I think we need as simple and transparent as possible a tax system, with fewer exemptions and less opportunities to "play the system." And tax evasion, which is illegal, is wrong whoever does it.

But arranging your affairs in legal ways to pay less tax is another matter. As a Judge, Lord Clyde,  once famously ruled

"No man in the country is under the smallest obligation, moral or other, so to arrange his legal relations to his business or property as to enable the Inland Revenue to put the largest possible shovel in his stores. The Inland Revenue is not slow, and quite rightly, to take every advantage which is open to it under the Taxing Statutes for the purposes of depleting the taxpayer's pocket. And the taxpayer is in like manner entitled to be astute to prevent, so far as he honestly can, the depletion of his means by the Inland Revenue"

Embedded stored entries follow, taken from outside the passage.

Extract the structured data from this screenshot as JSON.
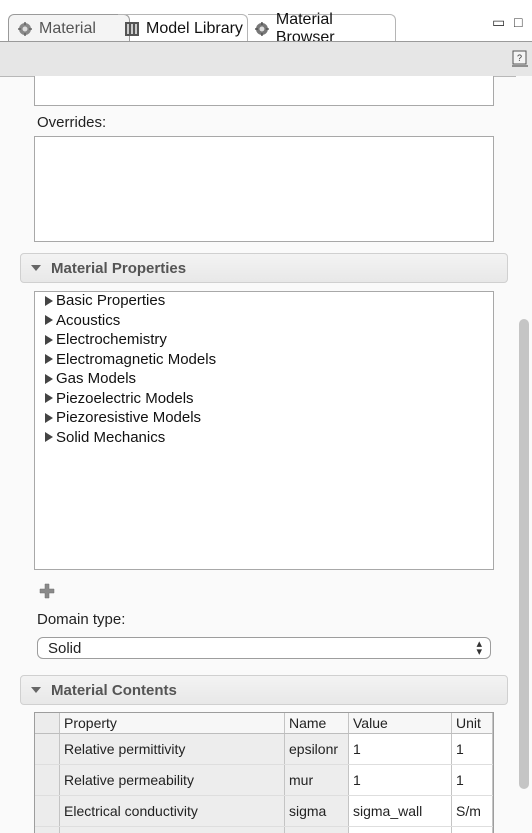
{
  "tabs": [
    {
      "label": "Material",
      "icon": "material-icon",
      "active": true
    },
    {
      "label": "Model Library",
      "icon": "model-library-icon",
      "active": false
    },
    {
      "label": "Material Browser",
      "icon": "material-browser-icon",
      "active": false
    }
  ],
  "window_controls": {
    "minimize": "▭",
    "maximize": "□"
  },
  "overrides": {
    "label": "Overrides:"
  },
  "material_properties": {
    "title": "Material Properties",
    "items": [
      "Basic Properties",
      "Acoustics",
      "Electrochemistry",
      "Electromagnetic Models",
      "Gas Models",
      "Piezoelectric Models",
      "Piezoresistive Models",
      "Solid Mechanics"
    ]
  },
  "domain_type": {
    "label": "Domain type:",
    "value": "Solid"
  },
  "material_contents": {
    "title": "Material Contents",
    "columns": [
      "Property",
      "Name",
      "Value",
      "Unit"
    ],
    "rows": [
      [
        "Relative permittivity",
        "epsilonr",
        "1",
        "1"
      ],
      [
        "Relative permeability",
        "mur",
        "1",
        "1"
      ],
      [
        "Electrical conductivity",
        "sigma",
        "sigma_wall",
        "S/m"
      ]
    ]
  },
  "colors": {
    "accent_header": "#555555",
    "panel_bg": "#fafafa",
    "toolbar_bg": "#e6e6e6"
  }
}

That isn't just a sensible principle: until some government has is brave and foolish enough to try to overturn that ruling through primary legislation, it's also the law.

POSTSCRIPT

There is a balanced and well-argued article by John Rentoul in the Indy, The Panama papers: what do they say, what does Cameron say and should I be outraged?

Rentoul concludes that

"It seems quite plausible that, as a sideline to his main job as a stockbroker, Ian Cameron merely took advantage of the lifting of exchange controls in 1979 to run an offshore investment fund, and that he did so entirely within the law."

There appears to be no evidence that David Cameron himself ever acted wrongly or that Downing Street is not telling the truth when they denied that the PM or his wife or children are deriving any benefits now or will derive any future benefits from any offshore trust, and Rentoul adds

"It would be just as unfair to blame David Cameron for his father’s business choices as it was to hold Ralph Miliband’s Marxist beliefs against Ed Miliband."

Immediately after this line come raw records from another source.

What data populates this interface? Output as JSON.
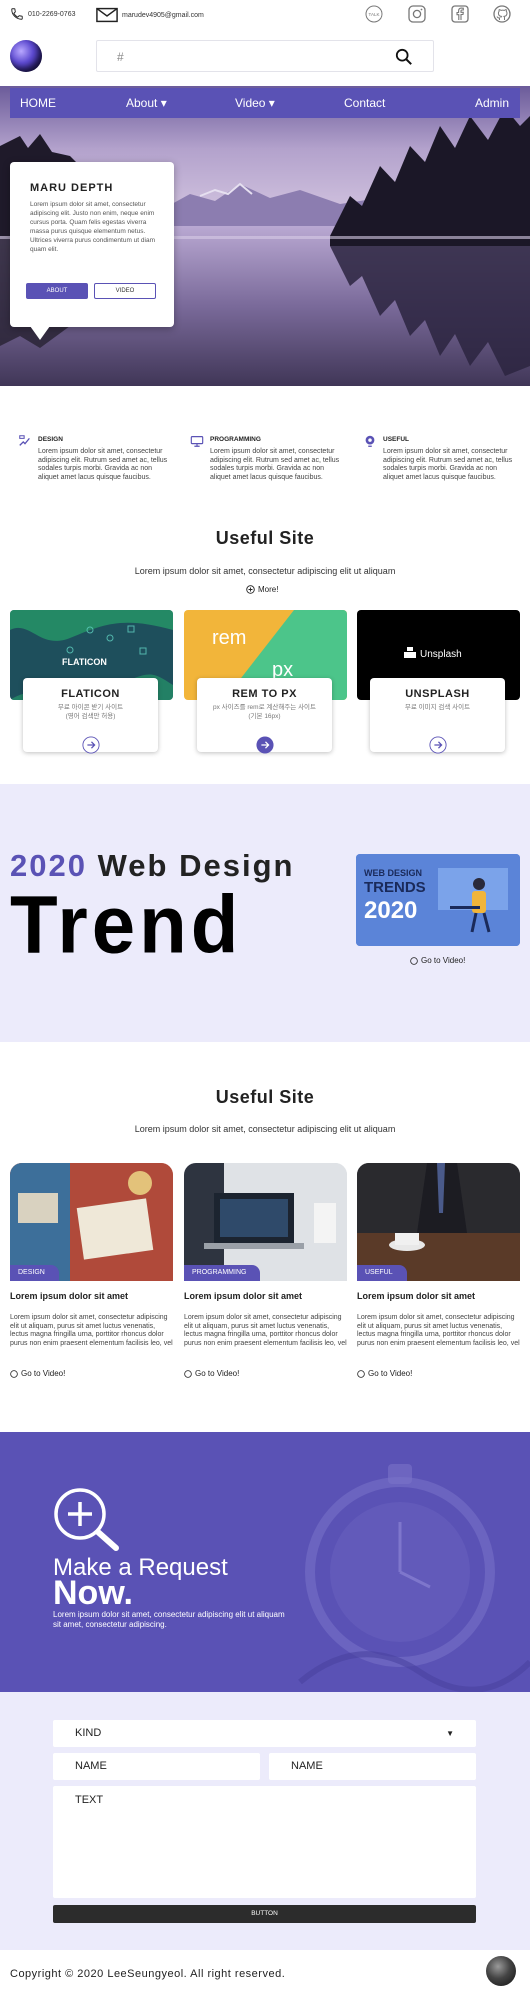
{
  "header": {
    "phone": "010-2269-0763",
    "email": "marudev4905@gmail.com",
    "social_icons": [
      "talk-icon",
      "instagram-icon",
      "facebook-icon",
      "github-icon"
    ],
    "social_labels": {
      "talk": "TALK"
    },
    "search_placeholder": "#"
  },
  "nav": {
    "home": "HOME",
    "about": "About ▾",
    "video": "Video ▾",
    "contact": "Contact",
    "admin": "Admin"
  },
  "hero": {
    "title": "MARU DEPTH",
    "text": "Lorem ipsum dolor sit amet, consectetur adipiscing elit. Justo non enim, neque enim cursus porta. Quam felis egestas viverra massa purus quisque elementum netus. Ultrices viverra purus condimentum ut diam quam elit.",
    "about_button": "ABOUT",
    "video_button": "VIDEO"
  },
  "features": [
    {
      "title": "DESIGN",
      "text": "Lorem ipsum dolor sit amet, consectetur adipiscing elit. Rutrum sed amet ac, tellus sodales turpis morbi. Gravida ac non aliquet amet lacus quisque faucibus."
    },
    {
      "title": "PROGRAMMING",
      "text": "Lorem ipsum dolor sit amet, consectetur adipiscing elit. Rutrum sed amet ac, tellus sodales turpis morbi. Gravida ac non aliquet amet lacus quisque faucibus."
    },
    {
      "title": "USEFUL",
      "text": "Lorem ipsum dolor sit amet, consectetur adipiscing elit. Rutrum sed amet ac, tellus sodales turpis morbi. Gravida ac non aliquet amet lacus quisque faucibus."
    }
  ],
  "useful1": {
    "title": "Useful Site",
    "subtitle": "Lorem ipsum dolor sit amet, consectetur adipiscing elit ut aliquam",
    "more": "More!",
    "sites": [
      {
        "name": "FLATICON",
        "desc": "무료 아이콘 받기 사이트\n(영어 검색만 허용)",
        "logo_text": "FLATICON"
      },
      {
        "name": "REM TO PX",
        "desc": "px 사이즈를 rem로 계산해주는 사이트\n(기본 16px)",
        "logo_a": "rem",
        "logo_b": "px"
      },
      {
        "name": "UNSPLASH",
        "desc": "무료 이미지 검색 사이트",
        "logo_text": "Unsplash"
      }
    ]
  },
  "trend": {
    "year": "2020",
    "line1": "Web Design",
    "big": "Trend",
    "thumb_l1": "WEB DESIGN",
    "thumb_l2": "TRENDS",
    "thumb_l3": "2020",
    "go": "Go to Video!"
  },
  "useful2": {
    "title": "Useful Site",
    "subtitle": "Lorem ipsum dolor sit amet, consectetur adipiscing elit ut aliquam",
    "articles": [
      {
        "tag": "DESIGN",
        "title": "Lorem ipsum dolor sit amet",
        "text": "Lorem ipsum dolor sit amet, consectetur adipiscing elit ut aliquam, purus sit amet luctus venenatis, lectus magna fringilla urna, porttitor rhoncus dolor purus non enim praesent elementum facilisis leo, vel",
        "go": "Go to Video!"
      },
      {
        "tag": "PROGRAMMING",
        "title": "Lorem ipsum dolor sit amet",
        "text": "Lorem ipsum dolor sit amet, consectetur adipiscing elit ut aliquam, purus sit amet luctus venenatis, lectus magna fringilla urna, porttitor rhoncus dolor purus non enim praesent elementum facilisis leo, vel",
        "go": "Go to Video!"
      },
      {
        "tag": "USEFUL",
        "title": "Lorem ipsum dolor sit amet",
        "text": "Lorem ipsum dolor sit amet, consectetur adipiscing elit ut aliquam, purus sit amet luctus venenatis, lectus magna fringilla urna, porttitor rhoncus dolor purus non enim praesent elementum facilisis leo, vel",
        "go": "Go to Video!"
      }
    ]
  },
  "request": {
    "line1": "Make a Request",
    "line2": "Now.",
    "text": "Lorem ipsum dolor sit amet, consectetur adipiscing elit ut aliquam sit amet, consectetur adipiscing."
  },
  "form": {
    "kind": "KIND",
    "name1": "NAME",
    "name2": "NAME",
    "text": "TEXT",
    "button": "BUTTON"
  },
  "footer": {
    "copyright": "Copyright © 2020 LeeSeungyeol. All right reserved."
  },
  "colors": {
    "accent": "#5a52b5",
    "light_bg": "#ecebfb",
    "dark": "#2c2c2c"
  }
}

His final point, which is a good one, is that

"We have ended up where we usually do after furores of this kind, which is with the demand that politicians should publish their tax returns. The politics of the London mayoralty election in 2012 meant that candidates for that office are now expected to publish – which is why we know about Zac Goldsmith’s fluctuating trust income. At the time, Mr Miliband, Mr Cameron and George Osborne all agreed to publish their tax returns, but somehow never got round to it. If that’s what you want, sign a petition, but be aware that it would make it less and less likely that normal people would ever want to go into public service."